We continue our look at Gaudium et Spes, starting with section 49 putting in a plug for true love. Yes, that’s how the document itself calls it, “true love.” Check it out:
The biblical Word of God several times urges the betrothed and the married to nourish and develop their wedlock by pure conjugal love and undivided affection.(10. Cf. Gen. 2:22-24, Prov. 5:15-20; 31:10-31; Tob. 8:4-8; Cant. 1:2-3; 1:16; 4:16-5, 1; 7:8-14; 1 Cor. 7:3-6; Eph 5:25-33.) Many (people) of our own age also highly regard true love between husband and wife as it manifests itself in a variety of ways depending on the worthy customs of various peoples and times.
I like what the following has to say:
This love is an eminently human one since it is directed from one person to another through an affection of the will; it involves the good of the whole person, and therefore can enrich the expressions of body and mind with a unique dignity, ennobling these expressions as special ingredients and signs of the friendship distinctive of marriage. This love God has judged worthy of special gifts, healing, perfecting and exalting gifts of grace and of charity. Such love, merging the human with the divine, leads the spouses to a free and mutual gift of themselves, a gift providing itself by gentle affection and by deed, such love pervades the whole of their lives:(11. Cf. Pius XI, encyclical letter Casti Connubii: AAS 22 (1930), p. 547 and 548; Denz.-Schoen. 3707.) indeed by its busy generosity it grows better and grows greater. Therefore it far excels mere erotic inclination, which, selfishly pursued, soon enough fades wretchedly away.
I had a good friend who, when she married, adopted a motto of sorts for her wedding program: “Love is a Decision.” Love indeed involves a conscious decision, and it might be that we place entirely too much on the notion of either personal attraction or the institution of marriage (sacramental or otherwise) in expecting that love to always be there, fiery and unchanged, without a willingness to work on it. Generosity is highly praised as a married virtue.

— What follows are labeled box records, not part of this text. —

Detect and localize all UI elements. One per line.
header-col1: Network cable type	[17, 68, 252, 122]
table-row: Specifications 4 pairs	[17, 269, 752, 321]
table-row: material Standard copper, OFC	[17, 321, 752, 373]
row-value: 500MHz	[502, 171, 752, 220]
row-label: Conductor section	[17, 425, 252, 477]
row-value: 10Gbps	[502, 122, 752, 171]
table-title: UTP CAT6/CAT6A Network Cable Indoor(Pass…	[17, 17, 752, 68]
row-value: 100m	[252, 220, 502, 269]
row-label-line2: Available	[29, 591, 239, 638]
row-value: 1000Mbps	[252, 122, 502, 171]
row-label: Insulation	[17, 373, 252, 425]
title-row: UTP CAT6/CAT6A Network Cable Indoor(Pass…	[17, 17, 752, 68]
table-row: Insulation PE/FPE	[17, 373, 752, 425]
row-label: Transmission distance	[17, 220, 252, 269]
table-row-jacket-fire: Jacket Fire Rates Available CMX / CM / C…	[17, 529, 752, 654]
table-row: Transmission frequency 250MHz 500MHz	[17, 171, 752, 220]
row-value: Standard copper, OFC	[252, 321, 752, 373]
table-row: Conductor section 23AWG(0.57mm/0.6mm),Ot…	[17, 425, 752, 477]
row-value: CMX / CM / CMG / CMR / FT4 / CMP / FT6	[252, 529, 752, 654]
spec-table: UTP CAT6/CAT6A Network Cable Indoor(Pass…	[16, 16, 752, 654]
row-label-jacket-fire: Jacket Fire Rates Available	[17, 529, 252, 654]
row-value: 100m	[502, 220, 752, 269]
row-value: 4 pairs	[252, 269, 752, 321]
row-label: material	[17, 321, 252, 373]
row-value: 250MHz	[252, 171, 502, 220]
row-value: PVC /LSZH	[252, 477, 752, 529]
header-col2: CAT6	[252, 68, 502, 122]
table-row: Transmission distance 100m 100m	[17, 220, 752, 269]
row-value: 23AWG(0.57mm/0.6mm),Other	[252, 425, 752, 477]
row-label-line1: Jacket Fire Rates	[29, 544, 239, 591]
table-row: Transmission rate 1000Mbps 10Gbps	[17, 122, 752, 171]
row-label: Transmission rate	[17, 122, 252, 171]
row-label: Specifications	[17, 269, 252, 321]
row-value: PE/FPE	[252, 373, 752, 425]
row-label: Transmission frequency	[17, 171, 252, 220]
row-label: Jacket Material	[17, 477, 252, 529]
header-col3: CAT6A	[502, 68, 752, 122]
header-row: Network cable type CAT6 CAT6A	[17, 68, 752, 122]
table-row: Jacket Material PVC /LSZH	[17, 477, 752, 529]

More clergy preparing couples for marriage should make use of this:
This love is uniquely expressed and perfected through the appropriate enterprise of matrimony. The actions within marriage by which the couple are united intimately and chastely are noble and worthy ones. Expressed in a manner which is truly human, these actions promote that mutual self-giving by which spouses enrich each other with a joyful and a ready will. Sealed by mutual faithfulness and be allowed above all by Christs sacrament, this love remains steadfastly true in body and in mind, in bright days or dark. It will never be profaned by adultery or divorce. Firmly established by the Lord, the unity of marriage will radiate from the equal personal dignity of wife and husband, a dignity acknowledged by mutual and total love. The constant fulfillment of the duties of this Christian vocation demands notable virtue. For this reason, strengthened by grace for holiness of life, the couple will painstakingly cultivate and pray for steadiness of love, large heartedness and the spirit of sacrifice.
GS again riases the notion that Christian marriage is not a wholly private affair. One ideal is that it should be an example for the world. Note the council bishops stressing the need for psychological renewal: the “soft” sciences are to be molded for use in the Reign of God, not avoided.
Authentic conjugal love will be more highly prized, and wholesome public opinion created about it if Christian couples give outstanding witness to faithfulness and harmony in their love, and to their concern for educating their children also, if they do their part in bringing about the needed cultural, psychological and social renewal on behalf of marriage and the family. Especially in the heart of their own families, young people should be aptly and seasonably instructed in the dignity, duty and work of married love. Trained thus in the cultivation of chastity, they will be able at a suitable age to enter a marriage of their own after an honorable courtship.
And a marriage should also be an example for children in the household.